I got quite a few bigger toys left over from Bonito, and I just love to watch Lucia playing with them!


----------



## MollyMuiMa (Oct 13, 2012)

Pic #7 needs to be cropped and hung on the wall! Definitely wall worthy!!!!! Most def. the 'poodle head tilt' there!!!!!


----------



## janet6567 (Mar 11, 2014)

So cute! Love seeing the little ones trying to act like "big dogs!"


----------



## PoodlePaws (May 28, 2013)

I love her. 


Sent from Petguide.com Free App


----------



## poodlecrazy#1 (Jul 2, 2013)

lily cd re said:


> That is very cute! It is funny when I go to my mom's. She has little balls for Wolfie that are way too small for Lily, but she wants to play with them. He lets her, maybe because he knows she is quite the ball sleuth and will pull out the ones he can't reach and that my mom has given up looking for. When Wolfie is at my house he tries to play with all the huge dog toys that belong to Lily and Peeves.

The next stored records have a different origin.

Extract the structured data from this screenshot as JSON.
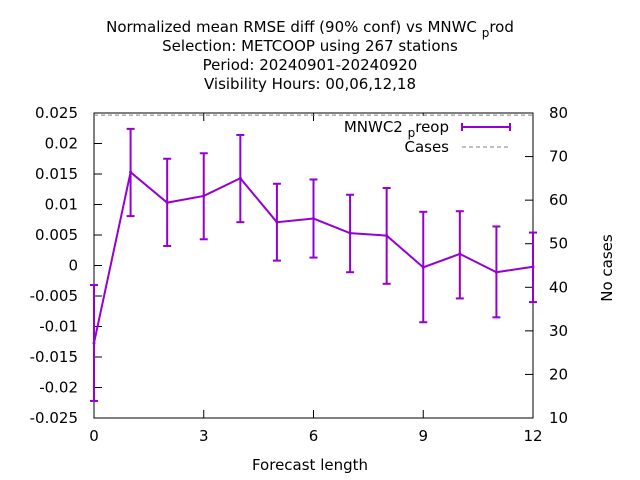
{
  "chart_data": {
    "type": "line",
    "title_lines": [
      "Normalized mean RMSE diff (90% conf) vs MNWC_prod",
      "Selection: METCOOP using   267 stations",
      "Period: 20240901-20240920",
      "Visibility   Hours:  00,06,12,18"
    ],
    "title_sub": {
      "prefix": "Normalized mean RMSE diff (90% conf) vs MNWC",
      "sub": "p",
      "suffix": "rod"
    },
    "xlabel": "Forecast length",
    "ylabel": "",
    "y2label": "No cases",
    "xlim": [
      0,
      12
    ],
    "ylim": [
      -0.025,
      0.025
    ],
    "y2lim": [
      10,
      80
    ],
    "xticks": [
      "0",
      "3",
      "6",
      "9",
      "12"
    ],
    "yticks": [
      "-0.025",
      "-0.02",
      "-0.015",
      "-0.01",
      "-0.005",
      "0",
      "0.005",
      "0.01",
      "0.015",
      "0.02",
      "0.025"
    ],
    "y2ticks": [
      "10",
      "20",
      "30",
      "40",
      "50",
      "60",
      "70",
      "80"
    ],
    "legend_position": "top-right",
    "series": [
      {
        "name": "MNWC2_preop",
        "name_parts": {
          "prefix": "MNWC2",
          "sub": "p",
          "suffix": "reop"
        },
        "color": "#9400d3",
        "x": [
          0,
          1,
          2,
          3,
          4,
          5,
          6,
          7,
          8,
          9,
          10,
          11,
          12
        ],
        "y": [
          -0.0127,
          0.0153,
          0.0103,
          0.0114,
          0.0143,
          0.0071,
          0.0077,
          0.0053,
          0.0049,
          -0.0003,
          0.0019,
          -0.0011,
          -0.0002
        ],
        "err_low": [
          -0.0222,
          0.0081,
          0.0032,
          0.0043,
          0.0071,
          0.0008,
          0.0013,
          -0.0011,
          -0.003,
          -0.0093,
          -0.0054,
          -0.0085,
          -0.006
        ],
        "err_high": [
          -0.0032,
          0.0224,
          0.0175,
          0.0184,
          0.0214,
          0.0134,
          0.0141,
          0.0116,
          0.0127,
          0.0088,
          0.0089,
          0.0064,
          0.0054
        ]
      },
      {
        "name": "Cases",
        "color": "#808080",
        "axis": "y2",
        "x": [
          0,
          12
        ],
        "y": [
          79.5,
          79.5
        ]
      }
    ],
    "grid": false
  }
}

OMG!! That is so Branna! She does the same thing. I'm always like where did you get that ball from I thought we lost it long ago. Just like this one I have no clue where it came from. 


Sent from Petguide.com Free App


----------



## poodlecrazy#1 (Jul 2, 2013)

MollyMuiMa said:


> Pic #7 needs to be cropped and hung on the wall! Definitely wall worthy!!!!! Most def. the 'poodle head tilt' there!!!!!



That is a great idea! Snapfish.com here I come! 


Sent from Petguide.com Free App


----------



## Poodlebeguiled (May 27, 2013)

Awwww....such cute pics. It's so fun to watch them isn't it. My neighbor boys lost a couple wiffle balls, those plastic, hollow balls with the holes in them. My two pups at first, approached very, very cautiously, not sure what they were. Then the next thing you know, they're attempting to pick them up and bat them around. It's funny when they find a toy that is too big, but still manage to make a fun time with it, such as with that tennis ball in the pictures. Too cute!


----------



## Dallasminis (Feb 6, 2011)

Awwww, they are SO adorable! BIG ball, teensy little poodles, they are all so cute!


----------



## outwest (May 1, 2011)

I love that cookie picture! LOL Cooper carried around a full sized tennis ball. It's funny to see him with it and his jaw all opened huge. Your pups are so cute!


----------